La société Oledcomm a refusé de signer le bon de livraison en indiquant, dans un courriel du 23 juin 2017 à 18h35, qu’elle l’avait elle-même mis en production de façon précipitée au vu de ses contraintes de 'timing', qu’il restait encore pas mal de travail avant d’avoir un site finalisé et de qualité adéquate et que, compte tenu du bref délai s’étant écoulé entre la livraison du site dans sa version 'bêta’ et sa mise en ligne, il était prématuré pour elle de signer ce bon de livraison.
Si la date de livraison n’a pas été contractualisée de manière à présenter un caractère impératif, la société Emakina a toutefois eu une parfaite connaissance des contraintes de planning liées à sa mission puisque celles-ci ont été rappelées dans son devis du 11 mai 2017 pour conditionner la validité de son offre uniquement jusqu’au lendemain 12 mai 2017.

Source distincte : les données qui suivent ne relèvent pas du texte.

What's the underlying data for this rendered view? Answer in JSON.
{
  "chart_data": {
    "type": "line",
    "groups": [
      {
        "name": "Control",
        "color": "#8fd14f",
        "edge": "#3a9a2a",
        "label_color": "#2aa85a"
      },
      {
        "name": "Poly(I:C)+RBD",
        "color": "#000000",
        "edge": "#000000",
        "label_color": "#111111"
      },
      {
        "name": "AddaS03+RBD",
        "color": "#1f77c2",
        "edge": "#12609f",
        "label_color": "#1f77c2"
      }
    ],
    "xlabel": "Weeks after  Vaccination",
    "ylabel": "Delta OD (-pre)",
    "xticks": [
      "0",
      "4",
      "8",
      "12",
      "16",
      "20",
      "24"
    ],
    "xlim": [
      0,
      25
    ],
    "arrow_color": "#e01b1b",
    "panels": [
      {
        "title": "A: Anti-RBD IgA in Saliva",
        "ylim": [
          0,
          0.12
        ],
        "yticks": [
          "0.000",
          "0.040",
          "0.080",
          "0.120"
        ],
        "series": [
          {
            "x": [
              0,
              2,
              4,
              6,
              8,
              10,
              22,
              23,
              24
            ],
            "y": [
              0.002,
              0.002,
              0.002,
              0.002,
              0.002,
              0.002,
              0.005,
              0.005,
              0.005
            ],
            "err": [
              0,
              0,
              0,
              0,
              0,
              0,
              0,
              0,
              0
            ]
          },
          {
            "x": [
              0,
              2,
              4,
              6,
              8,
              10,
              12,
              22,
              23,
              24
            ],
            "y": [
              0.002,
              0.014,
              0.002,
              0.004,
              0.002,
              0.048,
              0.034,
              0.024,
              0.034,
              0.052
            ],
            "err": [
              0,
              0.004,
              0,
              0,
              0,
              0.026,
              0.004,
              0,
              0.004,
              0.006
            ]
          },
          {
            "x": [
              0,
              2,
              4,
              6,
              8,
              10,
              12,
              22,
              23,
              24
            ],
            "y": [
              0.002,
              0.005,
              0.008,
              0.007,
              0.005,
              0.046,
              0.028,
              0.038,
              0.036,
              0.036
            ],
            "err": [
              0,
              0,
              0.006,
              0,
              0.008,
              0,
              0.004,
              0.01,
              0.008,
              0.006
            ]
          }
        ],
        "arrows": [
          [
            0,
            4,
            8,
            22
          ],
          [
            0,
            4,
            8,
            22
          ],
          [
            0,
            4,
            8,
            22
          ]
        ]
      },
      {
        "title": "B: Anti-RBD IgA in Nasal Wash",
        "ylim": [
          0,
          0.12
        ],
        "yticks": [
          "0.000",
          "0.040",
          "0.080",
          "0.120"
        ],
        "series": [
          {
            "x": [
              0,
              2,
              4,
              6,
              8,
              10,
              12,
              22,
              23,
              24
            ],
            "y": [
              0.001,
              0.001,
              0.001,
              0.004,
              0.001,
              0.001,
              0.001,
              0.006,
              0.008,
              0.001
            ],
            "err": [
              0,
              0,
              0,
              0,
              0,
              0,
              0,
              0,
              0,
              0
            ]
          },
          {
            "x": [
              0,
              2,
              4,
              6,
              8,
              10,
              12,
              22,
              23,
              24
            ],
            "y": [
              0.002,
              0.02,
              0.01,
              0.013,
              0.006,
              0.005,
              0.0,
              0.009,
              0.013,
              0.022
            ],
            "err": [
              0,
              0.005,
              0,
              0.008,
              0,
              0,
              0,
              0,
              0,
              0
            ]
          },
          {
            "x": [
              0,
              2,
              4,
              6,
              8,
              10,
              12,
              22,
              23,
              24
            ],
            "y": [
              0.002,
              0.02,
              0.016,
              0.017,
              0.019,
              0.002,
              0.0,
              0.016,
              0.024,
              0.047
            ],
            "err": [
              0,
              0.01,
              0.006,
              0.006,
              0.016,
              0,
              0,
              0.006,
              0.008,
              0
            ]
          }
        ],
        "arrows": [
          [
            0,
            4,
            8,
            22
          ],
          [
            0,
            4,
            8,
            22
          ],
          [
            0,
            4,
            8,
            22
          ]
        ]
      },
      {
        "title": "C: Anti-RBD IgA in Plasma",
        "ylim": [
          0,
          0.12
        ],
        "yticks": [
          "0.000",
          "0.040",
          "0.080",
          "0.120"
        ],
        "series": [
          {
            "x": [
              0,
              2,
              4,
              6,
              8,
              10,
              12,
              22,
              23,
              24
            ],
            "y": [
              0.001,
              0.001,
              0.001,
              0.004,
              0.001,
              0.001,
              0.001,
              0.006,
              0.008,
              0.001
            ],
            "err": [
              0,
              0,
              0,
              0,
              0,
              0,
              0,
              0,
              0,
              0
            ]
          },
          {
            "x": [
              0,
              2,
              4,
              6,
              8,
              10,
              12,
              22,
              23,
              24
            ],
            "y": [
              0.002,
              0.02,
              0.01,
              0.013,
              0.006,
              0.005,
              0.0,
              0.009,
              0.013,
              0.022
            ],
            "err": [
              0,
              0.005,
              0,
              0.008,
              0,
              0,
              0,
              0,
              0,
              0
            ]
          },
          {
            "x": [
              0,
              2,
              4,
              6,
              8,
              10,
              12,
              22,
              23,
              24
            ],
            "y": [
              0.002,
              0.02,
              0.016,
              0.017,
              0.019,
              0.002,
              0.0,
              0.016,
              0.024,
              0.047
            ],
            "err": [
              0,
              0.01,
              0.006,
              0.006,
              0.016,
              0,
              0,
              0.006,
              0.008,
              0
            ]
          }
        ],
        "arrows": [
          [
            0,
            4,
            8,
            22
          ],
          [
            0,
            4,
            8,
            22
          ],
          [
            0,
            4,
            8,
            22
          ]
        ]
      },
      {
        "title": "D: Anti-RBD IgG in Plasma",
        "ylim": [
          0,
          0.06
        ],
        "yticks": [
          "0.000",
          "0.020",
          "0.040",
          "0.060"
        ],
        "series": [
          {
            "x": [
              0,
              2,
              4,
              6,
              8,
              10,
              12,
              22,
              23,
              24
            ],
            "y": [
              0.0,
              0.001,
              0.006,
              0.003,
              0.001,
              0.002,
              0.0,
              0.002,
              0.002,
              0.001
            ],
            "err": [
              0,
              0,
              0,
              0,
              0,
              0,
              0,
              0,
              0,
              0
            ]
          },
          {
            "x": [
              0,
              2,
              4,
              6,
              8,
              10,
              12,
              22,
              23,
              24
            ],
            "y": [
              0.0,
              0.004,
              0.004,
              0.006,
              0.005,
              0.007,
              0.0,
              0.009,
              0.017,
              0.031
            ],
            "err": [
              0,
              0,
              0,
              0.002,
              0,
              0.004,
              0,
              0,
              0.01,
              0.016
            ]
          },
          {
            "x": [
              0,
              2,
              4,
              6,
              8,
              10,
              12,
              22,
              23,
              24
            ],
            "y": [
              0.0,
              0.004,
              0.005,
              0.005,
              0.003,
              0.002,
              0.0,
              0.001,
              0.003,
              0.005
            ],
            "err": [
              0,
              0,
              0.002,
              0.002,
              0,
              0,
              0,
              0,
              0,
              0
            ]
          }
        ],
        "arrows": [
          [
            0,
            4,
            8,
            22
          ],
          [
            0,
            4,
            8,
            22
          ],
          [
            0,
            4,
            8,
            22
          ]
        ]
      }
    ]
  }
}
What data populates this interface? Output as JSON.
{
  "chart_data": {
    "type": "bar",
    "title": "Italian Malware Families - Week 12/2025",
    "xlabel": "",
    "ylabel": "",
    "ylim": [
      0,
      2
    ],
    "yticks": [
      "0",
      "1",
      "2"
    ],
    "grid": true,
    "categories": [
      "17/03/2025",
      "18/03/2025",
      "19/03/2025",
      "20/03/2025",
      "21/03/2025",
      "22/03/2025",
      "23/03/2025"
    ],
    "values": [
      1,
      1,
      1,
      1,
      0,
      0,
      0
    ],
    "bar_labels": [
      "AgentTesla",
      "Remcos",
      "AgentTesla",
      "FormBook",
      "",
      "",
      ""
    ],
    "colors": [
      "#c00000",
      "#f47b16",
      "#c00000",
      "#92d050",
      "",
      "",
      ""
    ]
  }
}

Par ailleurs, si, le 26 juin 2017, ainsi qu’elle l’annonçait dans son message du 23 juin, la société Oledcomm a communiqué à la société Emakina un fichier excel comportant 4 onglets (sa pièce n°16) et listant un nombre de 35 anomalies ou modifications à réaliser, dont certaines, ajoutant au projet initialement validé, pouvaient faire l’objet d’une facturation indépendante. Si la société Emakina a fait valoir dans un courriel du 11 décembre 2017 que les remarques portant sur des bugs avaient été traitées dans la cadre de la garantie contractuelle d’un mois après livraison et que les demandes d’évolutions fonctionnelles avaient également, pour certaines ,été traitées sans faire l’objet d’un budget additionnel, ce n’est qu’après réception d’un courriel de la société Oledcomm du 11 décembre 2017 lui faisant part d’un refus de payer une prestation non réalisée dans les termes du contrat qu’elle lui a adressé le 30 janvier 2018 un document répondant, point par point, à 27 des 35 visés au fichier excel du 26 juin 2017 et donc restés en attente de réponse ou de traitement depuis cette date, soit depuis 7 mois, dont 10 restant selon elle à traiter au titre de la garantie après livraison, 11 à traiter au niveau d’une maintenance qu’elle a valorisée à la somme de 4.600 euros tout en proposant de la passer en garantie et 6 à traiter au niveau d’une valorisation du projet entraînant un coût supplémentaire de 1.500 euros.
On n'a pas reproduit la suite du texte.